Following the hexagonal staircases, very closely resembling the strings of molecules that Juliana has studied all of her life, leading lady Juliana (poignantly portrayed by Tracy Michelle Arnold) climbs through facets of her life that others cannot see. Arnold's seamless transitions between the present and past of her character's memory are breathtaking. Her wit draws audiences into the performance from the moment it begins while her sense of raw, unadulterated emotion keeps them there.

Arnold's costars, Steven M. Koehler, Georgina McKee, and William Bolz playing (Ian, The Woman, and The Man respectively) muster their skills to follow these transitions as their own personas. The individuals in Juliana's life who simply cannot, or will not, understand what is going on with her. As DeVita states further in her Director's Note, "it takes a great deal of listening and patience to truly understand another person"; which is a fact of life that all characters played by the three must come to terms with. All three work in remarkable tandem with Arnold, reacting in the moment with every sudden change.

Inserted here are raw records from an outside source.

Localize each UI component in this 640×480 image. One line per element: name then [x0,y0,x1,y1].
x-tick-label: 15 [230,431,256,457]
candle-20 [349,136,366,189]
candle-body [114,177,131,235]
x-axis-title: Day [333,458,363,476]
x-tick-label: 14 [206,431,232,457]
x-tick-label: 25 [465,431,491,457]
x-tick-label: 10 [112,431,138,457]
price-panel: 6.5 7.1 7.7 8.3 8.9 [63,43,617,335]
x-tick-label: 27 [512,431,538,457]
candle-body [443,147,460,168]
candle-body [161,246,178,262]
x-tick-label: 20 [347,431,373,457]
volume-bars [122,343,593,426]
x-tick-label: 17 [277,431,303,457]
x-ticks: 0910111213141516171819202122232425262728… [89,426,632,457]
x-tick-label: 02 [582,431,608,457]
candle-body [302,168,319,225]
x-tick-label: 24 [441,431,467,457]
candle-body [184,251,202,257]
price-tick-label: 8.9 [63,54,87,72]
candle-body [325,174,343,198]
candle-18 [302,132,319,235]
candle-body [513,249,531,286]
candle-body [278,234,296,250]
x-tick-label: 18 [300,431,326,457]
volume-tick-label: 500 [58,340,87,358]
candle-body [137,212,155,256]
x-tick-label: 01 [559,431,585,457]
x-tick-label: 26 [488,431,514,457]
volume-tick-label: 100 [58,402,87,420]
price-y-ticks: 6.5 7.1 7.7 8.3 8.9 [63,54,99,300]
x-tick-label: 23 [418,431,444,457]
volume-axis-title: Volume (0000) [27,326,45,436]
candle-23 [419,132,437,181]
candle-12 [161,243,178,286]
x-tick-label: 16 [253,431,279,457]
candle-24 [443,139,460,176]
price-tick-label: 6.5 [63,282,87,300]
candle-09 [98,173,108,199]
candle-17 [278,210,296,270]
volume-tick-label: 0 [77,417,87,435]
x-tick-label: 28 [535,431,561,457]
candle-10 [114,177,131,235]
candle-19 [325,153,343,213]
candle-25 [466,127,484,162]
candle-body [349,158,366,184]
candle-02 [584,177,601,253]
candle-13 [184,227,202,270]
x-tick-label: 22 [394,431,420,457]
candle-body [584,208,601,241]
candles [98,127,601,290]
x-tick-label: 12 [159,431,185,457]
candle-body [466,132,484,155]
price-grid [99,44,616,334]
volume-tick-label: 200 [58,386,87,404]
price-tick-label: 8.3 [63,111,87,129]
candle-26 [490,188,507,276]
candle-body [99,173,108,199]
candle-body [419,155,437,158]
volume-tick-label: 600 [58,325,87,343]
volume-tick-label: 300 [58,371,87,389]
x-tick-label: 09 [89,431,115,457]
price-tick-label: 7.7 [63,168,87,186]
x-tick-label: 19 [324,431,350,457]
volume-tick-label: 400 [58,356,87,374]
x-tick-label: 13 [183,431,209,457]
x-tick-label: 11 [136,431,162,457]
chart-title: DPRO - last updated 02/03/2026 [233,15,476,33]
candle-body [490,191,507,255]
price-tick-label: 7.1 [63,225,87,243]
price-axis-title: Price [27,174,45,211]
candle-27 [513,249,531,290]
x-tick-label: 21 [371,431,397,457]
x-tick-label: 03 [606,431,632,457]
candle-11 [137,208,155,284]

When asked during the talk back how the reactions would vary by performance McKee candidly stated, "you just have to meet them where they are". A statement that not only summarizes the purpose of the show itself, rightly entitled The Other Place which denotes multiple meanings, but also how this group of talented actors could come together for a show that is so unbelievably difficult to respond to.

Theatre is meant to entertain and teach.

In this capacity, In the Other Place is a theatrical masterpiece. It is a piece of emotionally draining theatre that leaves one bereft of words to describe it. It should be regarded as a glimpse into the roadblocks of life's journey while remaining at a safe distance. White's writing translates so many realities of life that many have had to endure into a ninety minute reminder of how important it is to take a breath and see things from another person's perspective.

Forward Theater Company is, after the joy of a holiday season, reminding everyone that there's always another side to a story. There is always The Other Place.